The most used classification, based on angio-architecture, was established by Barrow et al. dividing CCFs into 4 types based on the arterial supply:[ii]

  • Type A (direct): Direct communications between the internal carotid artery (ICA) and the cavernous sinus, usually with resulting high flow rates.
  • Type B (indirect): only by dural branches of internal carotid artery (ICA).
  • Type C (indirect): only by dural branches of external carotid artery (ECA).
  • Type D (indirect): by dural branches of both ICA and ECA.

Indirect or Dural carotid-cavernous sinus fistulae are characterized by a communication between one or more meningeal branches of the internal carotid artery and/or the external carotid artery with the cavernous sinus.

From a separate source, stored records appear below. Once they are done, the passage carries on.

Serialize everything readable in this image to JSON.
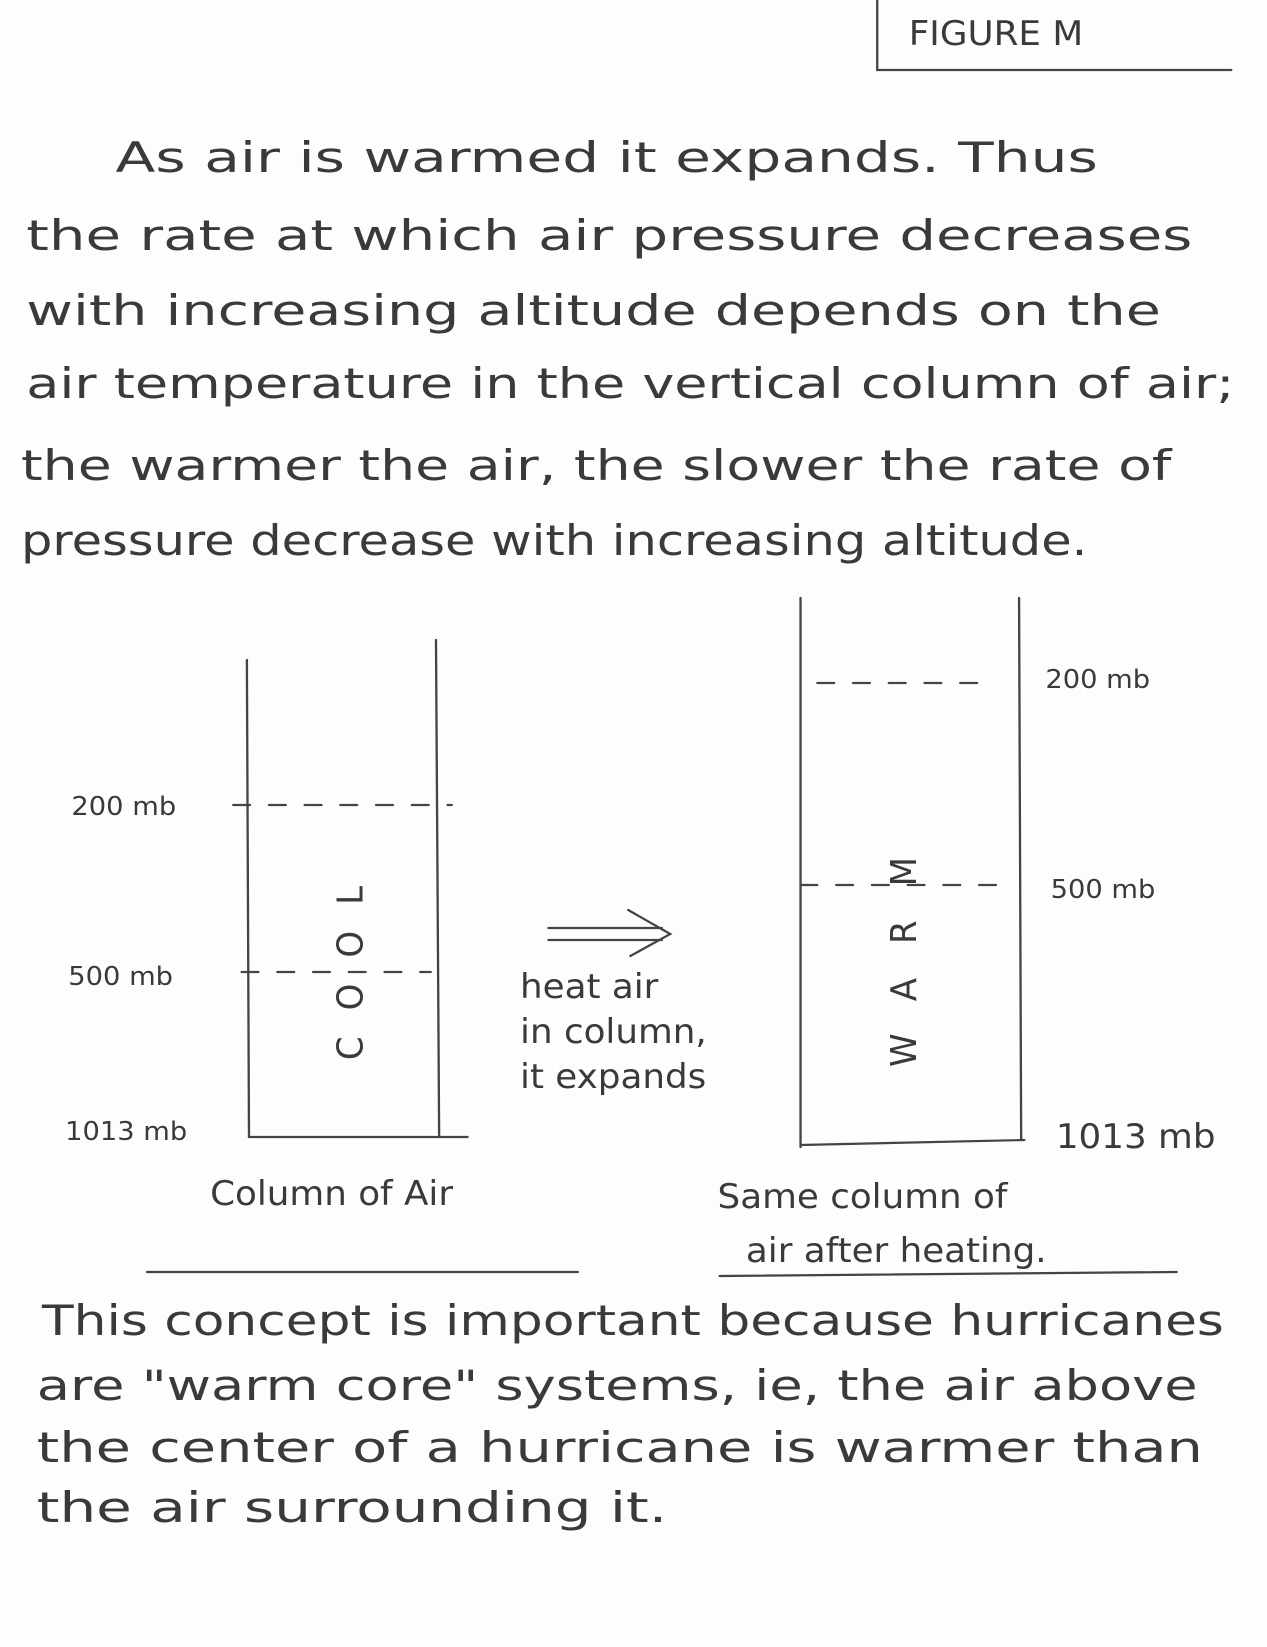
{
  "header": {
    "figure_label": "FIGURE M"
  },
  "intro": {
    "lines": [
      "As air is warmed it expands. Thus",
      "the rate at which air pressure decreases",
      "with increasing altitude depends on the",
      "air temperature in the vertical column of air;",
      "the warmer the air, the slower the rate of",
      "pressure decrease with increasing altitude."
    ]
  },
  "left_column": {
    "levels": [
      "200 mb",
      "500 mb",
      "1013 mb"
    ],
    "core": "COOL",
    "caption": "Column of Air"
  },
  "arrow": {
    "label_lines": [
      "heat air",
      "in column,",
      "it expands"
    ]
  },
  "right_column": {
    "levels": [
      "200 mb",
      "500 mb",
      "1013 mb"
    ],
    "core": "WARM",
    "caption_lines": [
      "Same column of",
      "air after heating."
    ]
  },
  "conclusion": {
    "lines": [
      "This concept is important because hurricanes",
      "are \"warm core\" systems, ie, the air above",
      "the center of a hurricane is warmer than",
      "the air surrounding it."
    ]
  }
}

These fistulae usually have lower rates of arterial blood flow initially but may progress to develop higher pressure and cortical venous reflux and associated risks of visual deficits and hemorrhagic strokes.[iii] These lesions may represent congenital or acquired arteriovenous malformations, which develop spontaneously or in association with atherosclerosis, systemic hypertension, collagen vascular disease, cavernous sinus thrombosis, and peri-partum situations in women.  

 

Early evaluation by a neurovascular specialist is recommended for patients presenting with new onset or progressive pulsatile tinnitus, especially in patients with associated visual symptoms (chemosis, proptosis, diplopia) and can often lead to successful treatment and prevention of serious life-threatening complications of the disease.

 

Key Learning Points:

  1. Carotid-Cavernous Sinus Fistula (CCF) may occur because of traumatic or spontaneous communication in the walls of the intra-cavernous ICA or its branches directly to the cavernous sinus resulting in short-circuiting or shunting of high-pressure arterial blood into the venous system of the cavernous sinuses.
  2. Intra-cavernous aneurysms are often felt to predispose to a Direct CCF which have high rates of arterialized blood flow and can result in rapid progression of clinical symptoms including cranial nerve injury and vision loss.
  3. Early evaluation by a neurovascular specialist is recommended for patients presenting with new onset or progressive pulsatile tinnitus, especially in patients with associated visual symptoms or new neurologic deficits.

References:

[i] Gemmete, Joseph J MD; Ansari, Sameer A MD, PhD; Gandhi, Dheeraj M MD Endovascular Techniques for Treatment of Carotid-Cavernous Fistula, Journal of Neuro-Ophthalmology: March 2009 – Volume 29 – Issue 1 – p 62-71.  doi: 10.1097/WNO.0b013e3181989fc0

 

[ii] Barrow DL, Spector RH, Braun IF, Landman JA, Tindall SC, Tindall GT. Classification and treatment of spontaneous carotid-cavernous sinus fistulas. J Neurosurg. 1985 Feb;62(2):248-56. doi: 10.3171/jns.1985.62.2.0248. PMID: 3968564.

 

[iii] Halbach VV, Hieshima GB, Higashida RT, Reicher M. Carotid cavernous fistulae: indications for urgent treatment. AJR Am J Roentgenol. 1987 Sep;149(3):587-93. doi: 10.2214/ajr.149.3.587. PMID: 3497549.